What are the patterns of updating streaming jobs for Apache Flink? Should I just stop the old job and submit the new one?
CodePudding user response:
My suggestion would be to simply try it.
Deploy your app manually and then stop it. Run kafka-consumer-groups
script to find your consumer group. Then restart/upgrade the app, and run the command again with the same group. If the lag goes down (as it should), rather than resets to the beginning of the topic, then it's working as expected, as it would for any Kafka consumer.
read from one Kafka topic and write to another.
Ideally, Kafka Streams is used for this.
CodePudding user response:
Kafka consumer offsets are saved as part of the checkpoint.
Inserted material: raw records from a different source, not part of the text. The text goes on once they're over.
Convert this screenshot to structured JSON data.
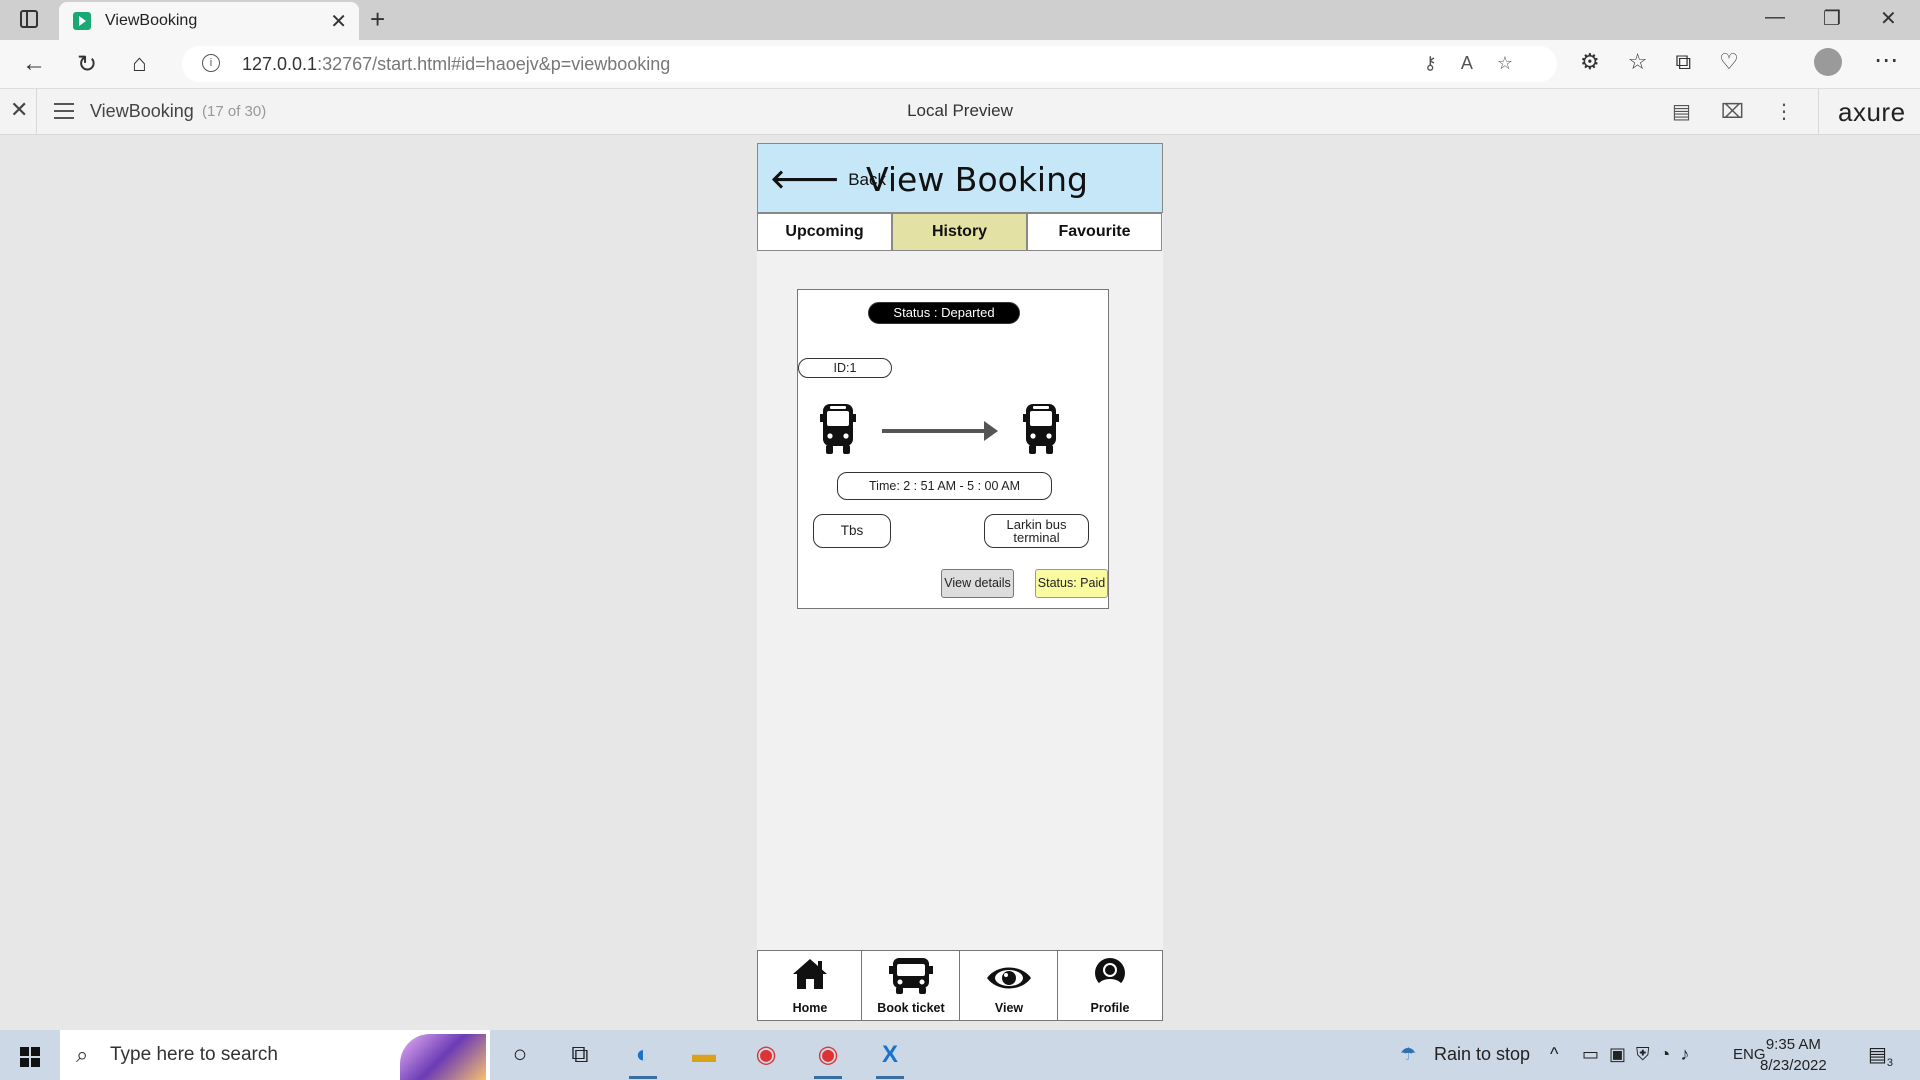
{
  "browser": {
    "tab_title": "ViewBooking",
    "url_host": "127.0.0.1",
    "url_rest": ":32767/start.html#id=haoejv&p=viewbooking"
  },
  "axure": {
    "page_name": "ViewBooking",
    "page_count": "(17 of 30)",
    "center_label": "Local Preview",
    "logo": "axure"
  },
  "app": {
    "header": {
      "back_label": "Back",
      "title": "View Booking"
    },
    "tabs": [
      {
        "label": "Upcoming",
        "active": false
      },
      {
        "label": "History",
        "active": true
      },
      {
        "label": "Favourite",
        "active": false
      }
    ],
    "booking": {
      "status": "Status : Departed",
      "id": "ID:1",
      "time": "Time: 2 : 51 AM - 5 : 00 AM",
      "from": "Tbs",
      "to": "Larkin bus terminal",
      "details_button": "View details",
      "payment_status": "Status: Paid"
    },
    "bottom_nav": [
      {
        "label": "Home",
        "icon": "home-icon"
      },
      {
        "label": "Book ticket",
        "icon": "bus-icon"
      },
      {
        "label": "View",
        "icon": "eye-icon"
      },
      {
        "label": "Profile",
        "icon": "user-icon"
      }
    ],
    "colors": {
      "header_bg": "#c6e7f7",
      "active_tab": "#e4e1a4",
      "paid_badge": "#fafaa0"
    }
  },
  "taskbar": {
    "search_placeholder": "Type here to search",
    "weather": "Rain to stop",
    "language": "ENG",
    "time": "9:35 AM",
    "date": "8/23/2022",
    "notification_count": "3"
  }
}
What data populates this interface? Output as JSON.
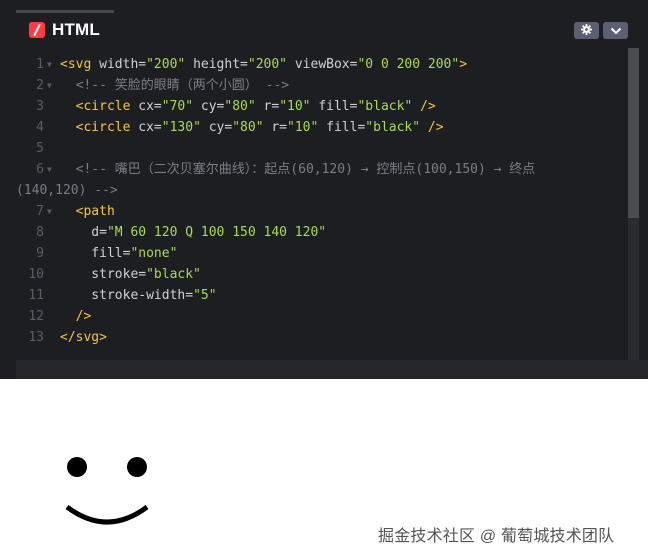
{
  "panel": {
    "title": "HTML",
    "settings_icon": "gear-icon",
    "menu_icon": "chevron-down-icon"
  },
  "code_lines": [
    {
      "n": "1",
      "fold": true,
      "parts": [
        [
          "tag",
          "<svg "
        ],
        [
          "attr",
          "width="
        ],
        [
          "val",
          "\"200\""
        ],
        [
          "attr",
          " height="
        ],
        [
          "val",
          "\"200\""
        ],
        [
          "attr",
          " viewBox="
        ],
        [
          "val",
          "\"0 0 200 200\""
        ],
        [
          "tag",
          ">"
        ]
      ]
    },
    {
      "n": "2",
      "fold": true,
      "parts": [
        [
          "cmt",
          "  <!-- 笑脸的眼睛（两个小圆） -->"
        ]
      ]
    },
    {
      "n": "3",
      "fold": false,
      "parts": [
        [
          "tag",
          "  <circle "
        ],
        [
          "attr",
          "cx="
        ],
        [
          "val",
          "\"70\""
        ],
        [
          "attr",
          " cy="
        ],
        [
          "val",
          "\"80\""
        ],
        [
          "attr",
          " r="
        ],
        [
          "val",
          "\"10\""
        ],
        [
          "attr",
          " fill="
        ],
        [
          "val",
          "\"black\""
        ],
        [
          "tag",
          " />"
        ]
      ]
    },
    {
      "n": "4",
      "fold": false,
      "parts": [
        [
          "tag",
          "  <circle "
        ],
        [
          "attr",
          "cx="
        ],
        [
          "val",
          "\"130\""
        ],
        [
          "attr",
          " cy="
        ],
        [
          "val",
          "\"80\""
        ],
        [
          "attr",
          " r="
        ],
        [
          "val",
          "\"10\""
        ],
        [
          "attr",
          " fill="
        ],
        [
          "val",
          "\"black\""
        ],
        [
          "tag",
          " />"
        ]
      ]
    },
    {
      "n": "5",
      "fold": false,
      "parts": []
    },
    {
      "n": "6",
      "fold": true,
      "parts": [
        [
          "cmt",
          "  <!-- 嘴巴（二次贝塞尔曲线）：起点(60,120) → 控制点(100,150) → 终点"
        ]
      ]
    },
    {
      "n": "",
      "fold": false,
      "parts": [
        [
          "cmt",
          "(140,120) -->"
        ]
      ]
    },
    {
      "n": "7",
      "fold": true,
      "parts": [
        [
          "tag",
          "  <path"
        ]
      ]
    },
    {
      "n": "8",
      "fold": false,
      "parts": [
        [
          "attr",
          "    d="
        ],
        [
          "val",
          "\"M 60 120 Q 100 150 140 120\""
        ]
      ]
    },
    {
      "n": "9",
      "fold": false,
      "parts": [
        [
          "attr",
          "    fill="
        ],
        [
          "val",
          "\"none\""
        ]
      ]
    },
    {
      "n": "10",
      "fold": false,
      "parts": [
        [
          "attr",
          "    stroke="
        ],
        [
          "val",
          "\"black\""
        ]
      ]
    },
    {
      "n": "11",
      "fold": false,
      "parts": [
        [
          "attr",
          "    stroke-width="
        ],
        [
          "val",
          "\"5\""
        ]
      ]
    },
    {
      "n": "12",
      "fold": false,
      "parts": [
        [
          "tag",
          "  />"
        ]
      ]
    },
    {
      "n": "13",
      "fold": false,
      "parts": [
        [
          "tag",
          "</svg>"
        ]
      ]
    }
  ],
  "watermark": "掘金技术社区 @ 葡萄城技术团队",
  "colors": {
    "editor_bg": "#1d1e22",
    "tag": "#f6c346",
    "value": "#a8db53",
    "comment": "#7a7d86",
    "badge": "#ff3c41"
  }
}
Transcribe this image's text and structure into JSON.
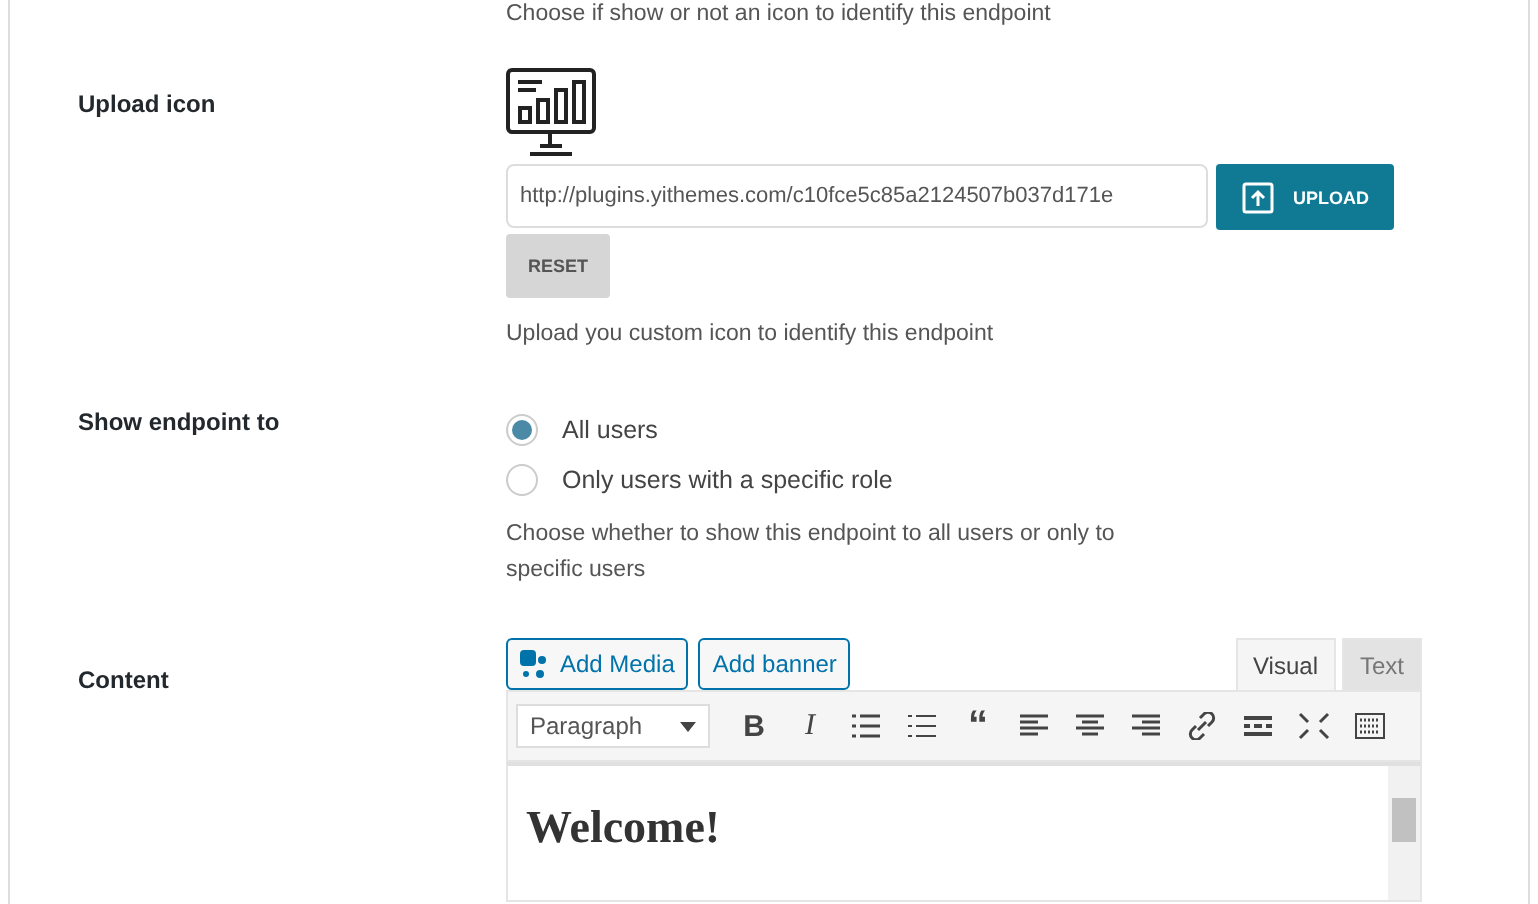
{
  "top_hint": "Choose if show or not an icon to identify this endpoint",
  "upload_icon": {
    "label": "Upload icon",
    "url_value": "http://plugins.yithemes.com/c10fce5c85a2124507b037d171e",
    "upload_button": "UPLOAD",
    "reset_button": "RESET",
    "hint": "Upload you custom icon to identify this endpoint"
  },
  "show_endpoint": {
    "label": "Show endpoint to",
    "options": [
      {
        "label": "All users",
        "selected": true
      },
      {
        "label": "Only users with a specific role",
        "selected": false
      }
    ],
    "hint": "Choose whether to show this endpoint to all users or only to specific users"
  },
  "content": {
    "label": "Content",
    "media_buttons": [
      "Add Media",
      "Add banner"
    ],
    "tabs": [
      {
        "label": "Visual",
        "selected": true
      },
      {
        "label": "Text",
        "selected": false
      }
    ],
    "format_select": "Paragraph",
    "toolbar": [
      {
        "kind": "bold",
        "label": "B"
      },
      {
        "kind": "italic",
        "label": "I"
      },
      {
        "kind": "ul"
      },
      {
        "kind": "ol"
      },
      {
        "kind": "quote",
        "label": "“"
      },
      {
        "kind": "alignleft"
      },
      {
        "kind": "aligncenter"
      },
      {
        "kind": "alignright"
      },
      {
        "kind": "link"
      },
      {
        "kind": "more"
      },
      {
        "kind": "fullscreen"
      },
      {
        "kind": "kitchen"
      }
    ],
    "editor_heading": "Welcome!"
  }
}
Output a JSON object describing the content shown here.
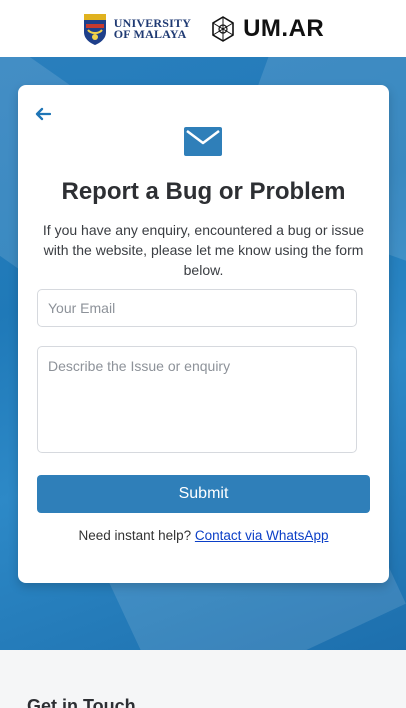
{
  "header": {
    "university_logo_text": [
      "UNIVERSITY",
      "OF MALAYA"
    ],
    "umar_logo_text": "UM.AR"
  },
  "form": {
    "title": "Report a Bug or Problem",
    "description": "If you have any enquiry, encountered a bug or issue with the website, please let me know using the form below.",
    "email_placeholder": "Your Email",
    "issue_placeholder": "Describe the Issue or enquiry",
    "submit_label": "Submit",
    "help_prefix": "Need instant help?",
    "help_link_label": "Contact via WhatsApp"
  },
  "footer": {
    "title": "Get in Touch"
  },
  "colors": {
    "primary": "#2f7fb9",
    "link": "#0b3fc7"
  },
  "icons": {
    "back": "arrow-left-icon",
    "mail": "envelope-icon",
    "university": "crest-icon",
    "umar": "um-ar-icon"
  }
}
So as long as your workflow is running in exactly-once mode, and your Kafka source is properly configured (e.g. you've set a group id), then restarting your job from the last checkpoint or savepoint will guarantee no duplicate records in the destination Kafka topic.
If you're stopping/restarting the job as part of your CI processing, then you'd want to:
- Stop with savepoint.
- Re-start from the savepoint
You could also set ExecutionCheckpointingOptions.ENABLE_CHECKPOINTS_AFTER_TASKS_FINISH
to true (so that a checkpoint is taken when the job is terminated), enable externalized checkpoints, and then restart from the last checkpoint, but the savepoint approach is easier.
And you'd want to have some regular process that removes older savepoints, though the size of the savepoints will be very small (only the consumer offsets, for your simple workflow).